François Ozon interrompe a sua deriva de realizador provocatório, retratista de personagens femininas fortes na construção de uma linguagem cinematográfica própria, para apresentar um filme–denúncia ou um filme-causa, alicerçado no escândalo de pedofilia que abalou a arquidiocese de Lyon. Graças a Deus é um Ozon atípico, quase irreconhecível, num estilo relativamente vulgar, mas eficaz naquilo que se propõe transmitir. Até certo ponto, pode encarar-se Graças a Deus como uma versão francesa de O Caso Spotlight (Thomas McCarthy, 2015), na medida em que ambos os filmes partem de acontecimentos reais a que são fiéis. Só que, enquanto O Caso Spotlight se centra na investigação jornalística, e os repórteres ganham a dimensão de verdadeiros heróis da luta pela justiça e pela verdade, aqui o ângulo é o da luta das próprias vítimas: não só a luta exterior, visível, consequente, mas a devastação interior, as sequelas psicológicas.

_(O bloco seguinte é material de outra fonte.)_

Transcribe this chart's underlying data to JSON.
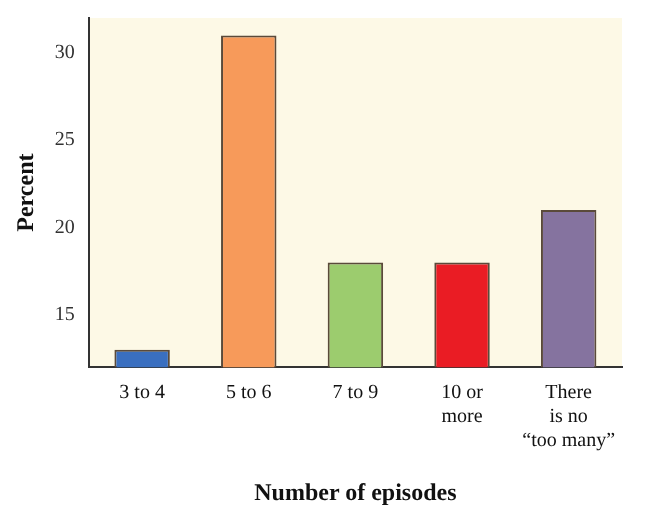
{
  "chart_data": {
    "type": "bar",
    "xlabel": "Number of episodes",
    "ylabel": "Percent",
    "categories": [
      "3 to 4",
      "5 to 6",
      "7 to 9",
      "10 or\nmore",
      "There\nis no\n“too many”"
    ],
    "values": [
      13,
      31,
      18,
      18,
      21
    ],
    "colors": [
      "#3a6fc0",
      "#f79a5a",
      "#9ccc6e",
      "#ea1c24",
      "#85739f"
    ],
    "ylim": [
      12,
      32
    ],
    "yticks": [
      15,
      20,
      25,
      30
    ],
    "grid": false,
    "legend": false
  }
}
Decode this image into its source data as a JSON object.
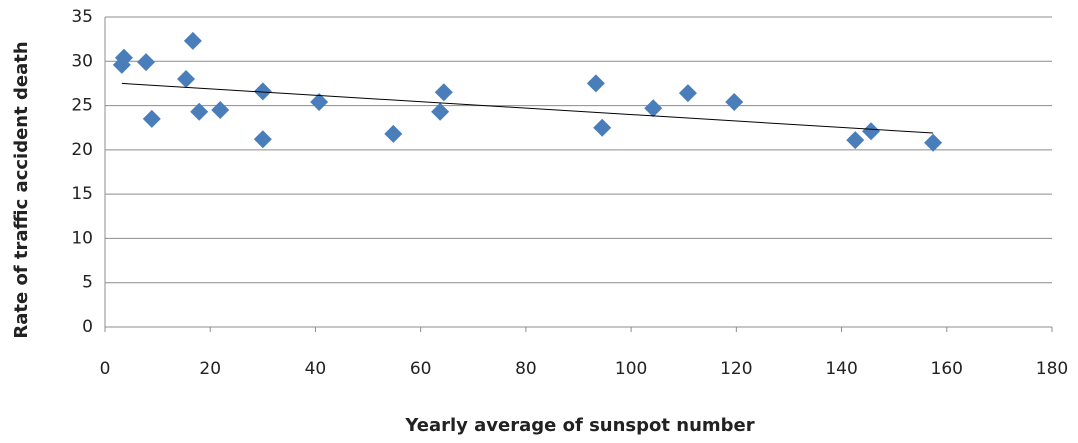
{
  "chart_data": {
    "type": "scatter",
    "x_label": "Yearly average of sunspot number",
    "y_label": "Rate of traffic accident death",
    "series": [
      {
        "color": "#4a7ebb",
        "x": [
          3.2,
          3.6,
          7.8,
          8.9,
          15.4,
          16.7,
          17.9,
          21.9,
          30.0,
          30.0,
          40.7,
          54.8,
          63.7,
          64.4,
          93.3,
          94.5,
          104.2,
          110.8,
          119.6,
          142.6,
          145.6,
          157.4
        ],
        "values": [
          29.6,
          30.4,
          29.9,
          23.5,
          28.0,
          32.3,
          24.3,
          24.5,
          26.6,
          21.2,
          25.4,
          21.8,
          24.3,
          26.5,
          27.5,
          22.5,
          24.7,
          26.4,
          25.4,
          21.1,
          22.1,
          20.8
        ]
      }
    ],
    "trendline": {
      "color": "#000000",
      "x": [
        3.2,
        157.4
      ],
      "values": [
        27.5,
        21.9
      ]
    },
    "xlim": [
      0,
      180
    ],
    "xticks": [
      0,
      20,
      40,
      60,
      80,
      100,
      120,
      140,
      160,
      180
    ],
    "ylim": [
      0,
      35
    ],
    "yticks": [
      0,
      5,
      10,
      15,
      20,
      25,
      30,
      35
    ],
    "grid": true
  }
}
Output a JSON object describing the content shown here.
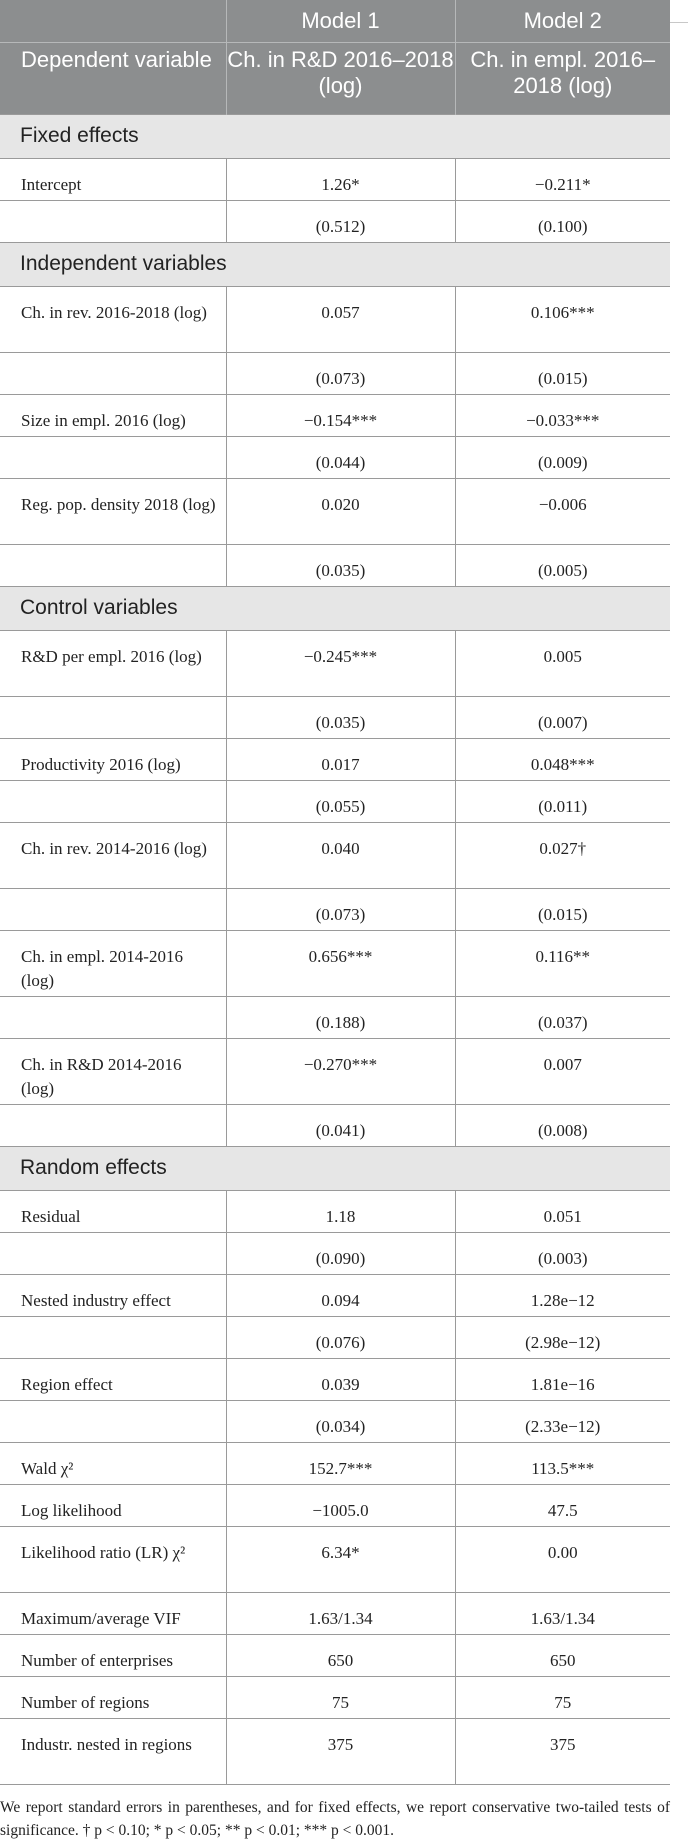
{
  "header": {
    "model1": "Model 1",
    "model2": "Model 2",
    "dep_var": "Dependent variable",
    "dv1": "Ch. in R&D 2016–2018 (log)",
    "dv2": "Ch. in empl. 2016–2018 (log)"
  },
  "sections": [
    {
      "title": "Fixed effects",
      "rows": [
        {
          "label": "Intercept",
          "m1": "1.26*",
          "m2": "−0.211*",
          "tall": false
        },
        {
          "label": "",
          "m1": "(0.512)",
          "m2": "(0.100)",
          "tall": false
        }
      ]
    },
    {
      "title": "Independent variables",
      "rows": [
        {
          "label": "Ch. in rev. 2016-2018 (log)",
          "m1": "0.057",
          "m2": "0.106***",
          "tall": true
        },
        {
          "label": "",
          "m1": "(0.073)",
          "m2": "(0.015)",
          "tall": false
        },
        {
          "label": "Size in empl. 2016 (log)",
          "m1": "−0.154***",
          "m2": "−0.033***",
          "tall": false
        },
        {
          "label": "",
          "m1": "(0.044)",
          "m2": "(0.009)",
          "tall": false
        },
        {
          "label": "Reg. pop. density 2018 (log)",
          "m1": "0.020",
          "m2": "−0.006",
          "tall": true
        },
        {
          "label": "",
          "m1": "(0.035)",
          "m2": "(0.005)",
          "tall": false
        }
      ]
    },
    {
      "title": "Control variables",
      "rows": [
        {
          "label": "R&D per empl. 2016 (log)",
          "m1": "−0.245***",
          "m2": "0.005",
          "tall": true
        },
        {
          "label": "",
          "m1": "(0.035)",
          "m2": "(0.007)",
          "tall": false
        },
        {
          "label": "Productivity 2016 (log)",
          "m1": "0.017",
          "m2": "0.048***",
          "tall": false
        },
        {
          "label": "",
          "m1": "(0.055)",
          "m2": "(0.011)",
          "tall": false
        },
        {
          "label": "Ch. in rev. 2014-2016 (log)",
          "m1": "0.040",
          "m2": "0.027†",
          "tall": true
        },
        {
          "label": "",
          "m1": "(0.073)",
          "m2": "(0.015)",
          "tall": false
        },
        {
          "label": "Ch. in empl. 2014-2016 (log)",
          "m1": "0.656***",
          "m2": "0.116**",
          "tall": true
        },
        {
          "label": "",
          "m1": "(0.188)",
          "m2": "(0.037)",
          "tall": false
        },
        {
          "label": "Ch. in R&D 2014-2016 (log)",
          "m1": "−0.270***",
          "m2": "0.007",
          "tall": true
        },
        {
          "label": "",
          "m1": "(0.041)",
          "m2": "(0.008)",
          "tall": false
        }
      ]
    },
    {
      "title": "Random effects",
      "rows": [
        {
          "label": "Residual",
          "m1": "1.18",
          "m2": "0.051",
          "tall": false
        },
        {
          "label": "",
          "m1": "(0.090)",
          "m2": "(0.003)",
          "tall": false
        },
        {
          "label": "Nested industry effect",
          "m1": "0.094",
          "m2": "1.28e−12",
          "tall": false
        },
        {
          "label": "",
          "m1": "(0.076)",
          "m2": "(2.98e−12)",
          "tall": false
        },
        {
          "label": "Region effect",
          "m1": "0.039",
          "m2": "1.81e−16",
          "tall": false
        },
        {
          "label": "",
          "m1": "(0.034)",
          "m2": "(2.33e−12)",
          "tall": false
        },
        {
          "label": "Wald χ²",
          "m1": "152.7***",
          "m2": "113.5***",
          "tall": false
        },
        {
          "label": "Log likelihood",
          "m1": "−1005.0",
          "m2": "47.5",
          "tall": false
        },
        {
          "label": "Likelihood ratio (LR) χ²",
          "m1": "6.34*",
          "m2": "0.00",
          "tall": true
        },
        {
          "label": "Maximum/average VIF",
          "m1": "1.63/1.34",
          "m2": "1.63/1.34",
          "tall": false
        },
        {
          "label": "Number of enterprises",
          "m1": "650",
          "m2": "650",
          "tall": false
        },
        {
          "label": "Number of regions",
          "m1": "75",
          "m2": "75",
          "tall": false
        },
        {
          "label": "Industr. nested in regions",
          "m1": "375",
          "m2": "375",
          "tall": true
        }
      ]
    }
  ],
  "footnote": "We report standard errors in parentheses, and for fixed effects, we report conservative two-tailed tests of significance. † p < 0.10; * p < 0.05; ** p < 0.01; *** p < 0.001."
}
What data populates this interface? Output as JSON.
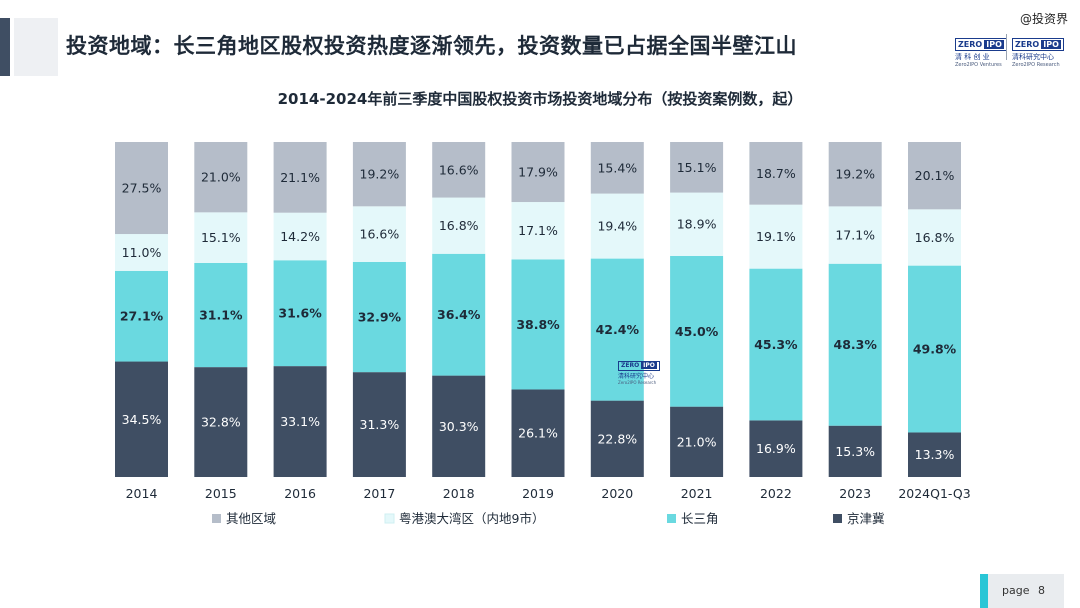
{
  "header": {
    "title": "投资地域：长三角地区股权投资热度逐渐领先，投资数量已占据全国半壁江山",
    "watermark": "@投资界"
  },
  "logos": {
    "left": {
      "mark": "ZERO",
      "mark2": "IPO",
      "cn": "清 科 创 业",
      "en": "Zero2IPO Ventures"
    },
    "right": {
      "mark": "ZERO",
      "mark2": "IPO",
      "cn": "清科研究中心",
      "en": "Zero2IPO Research"
    },
    "center_watermark": {
      "mark": "ZERO",
      "mark2": "IPO",
      "cn": "清科研究中心",
      "en": "Zero2IPO Research"
    }
  },
  "chart_data": {
    "type": "bar",
    "stacked": true,
    "percent": true,
    "title": "2014-2024年前三季度中国股权投资市场投资地域分布（按投资案例数，起）",
    "categories": [
      "2014",
      "2015",
      "2016",
      "2017",
      "2018",
      "2019",
      "2020",
      "2021",
      "2022",
      "2023",
      "2024Q1-Q3"
    ],
    "series": [
      {
        "name": "京津冀",
        "color": "#3f4e63",
        "label_color": "#ffffff",
        "bold": false,
        "values": [
          34.5,
          32.8,
          33.1,
          31.3,
          30.3,
          26.1,
          22.8,
          21.0,
          16.9,
          15.3,
          13.3
        ],
        "labels": [
          "34.5%",
          "32.8%",
          "33.1%",
          "31.3%",
          "30.3%",
          "26.1%",
          "22.8%",
          "21.0%",
          "16.9%",
          "15.3%",
          "13.3%"
        ]
      },
      {
        "name": "长三角",
        "color": "#6ad9e0",
        "label_color": "#1e2a38",
        "bold": true,
        "values": [
          27.1,
          31.1,
          31.6,
          32.9,
          36.4,
          38.8,
          42.4,
          45.0,
          45.3,
          48.3,
          49.8
        ],
        "labels": [
          "27.1%",
          "31.1%",
          "31.6%",
          "32.9%",
          "36.4%",
          "38.8%",
          "42.4%",
          "45.0%",
          "45.3%",
          "48.3%",
          "49.8%"
        ]
      },
      {
        "name": "粤港澳大湾区（内地9市）",
        "color": "#e4f8fa",
        "label_color": "#1e2a38",
        "bold": false,
        "values": [
          11.0,
          15.1,
          14.2,
          16.6,
          16.8,
          17.1,
          19.4,
          18.9,
          19.1,
          17.1,
          16.8
        ],
        "labels": [
          "11.0%",
          "15.1%",
          "14.2%",
          "16.6%",
          "16.8%",
          "17.1%",
          "19.4%",
          "18.9%",
          "19.1%",
          "17.1%",
          "16.8%"
        ]
      },
      {
        "name": "其他区域",
        "color": "#b5bdc9",
        "label_color": "#1e2a38",
        "bold": false,
        "values": [
          27.5,
          21.0,
          21.1,
          19.2,
          16.6,
          17.9,
          15.4,
          15.1,
          18.7,
          19.2,
          20.1
        ],
        "labels": [
          "27.5%",
          "21.0%",
          "21.1%",
          "19.2%",
          "16.6%",
          "17.9%",
          "15.4%",
          "15.1%",
          "18.7%",
          "19.2%",
          "20.1%"
        ]
      }
    ],
    "legend_order": [
      "其他区域",
      "粤港澳大湾区（内地9市）",
      "长三角",
      "京津冀"
    ],
    "legend_position": "bottom",
    "ylim": [
      0,
      100
    ],
    "grid": false
  },
  "footer": {
    "page_label": "page",
    "page_number": "8"
  }
}
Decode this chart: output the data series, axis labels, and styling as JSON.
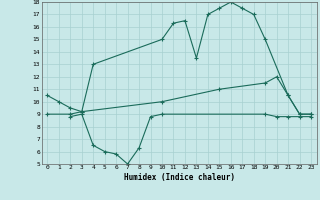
{
  "bg_color": "#c8e8e8",
  "line_color": "#1a6b5a",
  "grid_color": "#a8d0d0",
  "xlabel": "Humidex (Indice chaleur)",
  "xlim": [
    -0.5,
    23.5
  ],
  "ylim": [
    5,
    18
  ],
  "yticks": [
    5,
    6,
    7,
    8,
    9,
    10,
    11,
    12,
    13,
    14,
    15,
    16,
    17,
    18
  ],
  "xticks": [
    0,
    1,
    2,
    3,
    4,
    5,
    6,
    7,
    8,
    9,
    10,
    11,
    12,
    13,
    14,
    15,
    16,
    17,
    18,
    19,
    20,
    21,
    22,
    23
  ],
  "curve_top_x": [
    0,
    1,
    2,
    3,
    4,
    10,
    11,
    12,
    13,
    14,
    15,
    16,
    17,
    18,
    19,
    21,
    22,
    23
  ],
  "curve_top_y": [
    10.5,
    10.0,
    9.5,
    9.2,
    13.0,
    15.0,
    16.3,
    16.5,
    13.5,
    17.0,
    17.5,
    18.0,
    17.5,
    17.0,
    15.0,
    10.5,
    9.0,
    9.0
  ],
  "curve_mid_x": [
    0,
    2,
    3,
    10,
    15,
    19,
    20,
    21,
    22,
    23
  ],
  "curve_mid_y": [
    9.0,
    9.0,
    9.2,
    10.0,
    11.0,
    11.5,
    12.0,
    10.5,
    9.0,
    9.0
  ],
  "curve_bot_x": [
    2,
    3,
    4,
    5,
    6,
    7,
    8,
    9,
    10,
    19,
    20,
    21,
    22,
    23
  ],
  "curve_bot_y": [
    8.8,
    9.0,
    6.5,
    6.0,
    5.8,
    5.0,
    6.3,
    8.8,
    9.0,
    9.0,
    8.8,
    8.8,
    8.8,
    8.8
  ]
}
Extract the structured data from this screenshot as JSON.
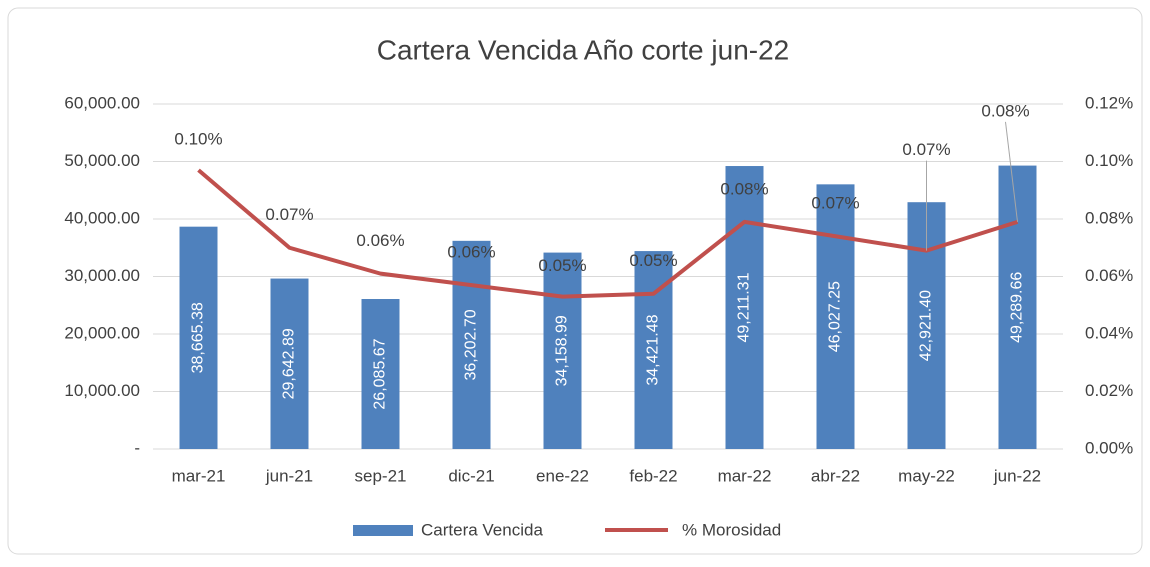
{
  "chart_data": {
    "type": "bar",
    "title": "Cartera Vencida Año corte jun-22",
    "categories": [
      "mar-21",
      "jun-21",
      "sep-21",
      "dic-21",
      "ene-22",
      "feb-22",
      "mar-22",
      "abr-22",
      "may-22",
      "jun-22"
    ],
    "series": [
      {
        "name": "Cartera Vencida",
        "type": "bar",
        "color": "#4f81bd",
        "values": [
          38665.38,
          29642.89,
          26085.67,
          36202.7,
          34158.99,
          34421.48,
          49211.31,
          46027.25,
          42921.4,
          49289.66
        ],
        "value_labels": [
          "38,665.38",
          "29,642.89",
          "26,085.67",
          "36,202.70",
          "34,158.99",
          "34,421.48",
          "49,211.31",
          "46,027.25",
          "42,921.40",
          "49,289.66"
        ]
      },
      {
        "name": "% Morosidad",
        "type": "line",
        "color": "#c0504d",
        "axis": "y2",
        "values": [
          0.097,
          0.07,
          0.061,
          0.057,
          0.053,
          0.054,
          0.079,
          0.074,
          0.069,
          0.079
        ],
        "value_labels": [
          "0.10%",
          "0.07%",
          "0.06%",
          "0.06%",
          "0.05%",
          "0.05%",
          "0.08%",
          "0.07%",
          "0.07%",
          "0.08%"
        ]
      }
    ],
    "ylim": [
      0,
      60000
    ],
    "yticks": [
      {
        "value": 0,
        "label": "-"
      },
      {
        "value": 10000,
        "label": "10,000.00"
      },
      {
        "value": 20000,
        "label": "20,000.00"
      },
      {
        "value": 30000,
        "label": "30,000.00"
      },
      {
        "value": 40000,
        "label": "40,000.00"
      },
      {
        "value": 50000,
        "label": "50,000.00"
      },
      {
        "value": 60000,
        "label": "60,000.00"
      }
    ],
    "y2lim": [
      0,
      0.12
    ],
    "y2ticks": [
      {
        "value": 0,
        "label": "0.00%"
      },
      {
        "value": 0.02,
        "label": "0.02%"
      },
      {
        "value": 0.04,
        "label": "0.04%"
      },
      {
        "value": 0.06,
        "label": "0.06%"
      },
      {
        "value": 0.08,
        "label": "0.08%"
      },
      {
        "value": 0.1,
        "label": "0.10%"
      },
      {
        "value": 0.12,
        "label": "0.12%"
      }
    ],
    "grid": true,
    "legend": "bottom"
  }
}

Ao contrário do que acontece noutros filmes de Ozon, dada a natureza desta história, as personagens femininas caem para um segundo plano. O filme obedece a uma estrutura incomum, com três polos narrativos não intercalados. Cada um torna-se preponderante ao longo dos três atos que desenham a curva narrativa, correspondendo às personagens que desencadearam ou desenvolveram o movimento. O mais interessante é o dedicado a François, o primeiro a levantar o véu da pedofilia em Lyon, sobretudo porque mantém uma certa dicotomia moral entre a fidelidade à Igreja Católica, de que faz parte, e os crimes horrendos que ele e outros sofreram. Graças a Deus é um filme atual e atuante.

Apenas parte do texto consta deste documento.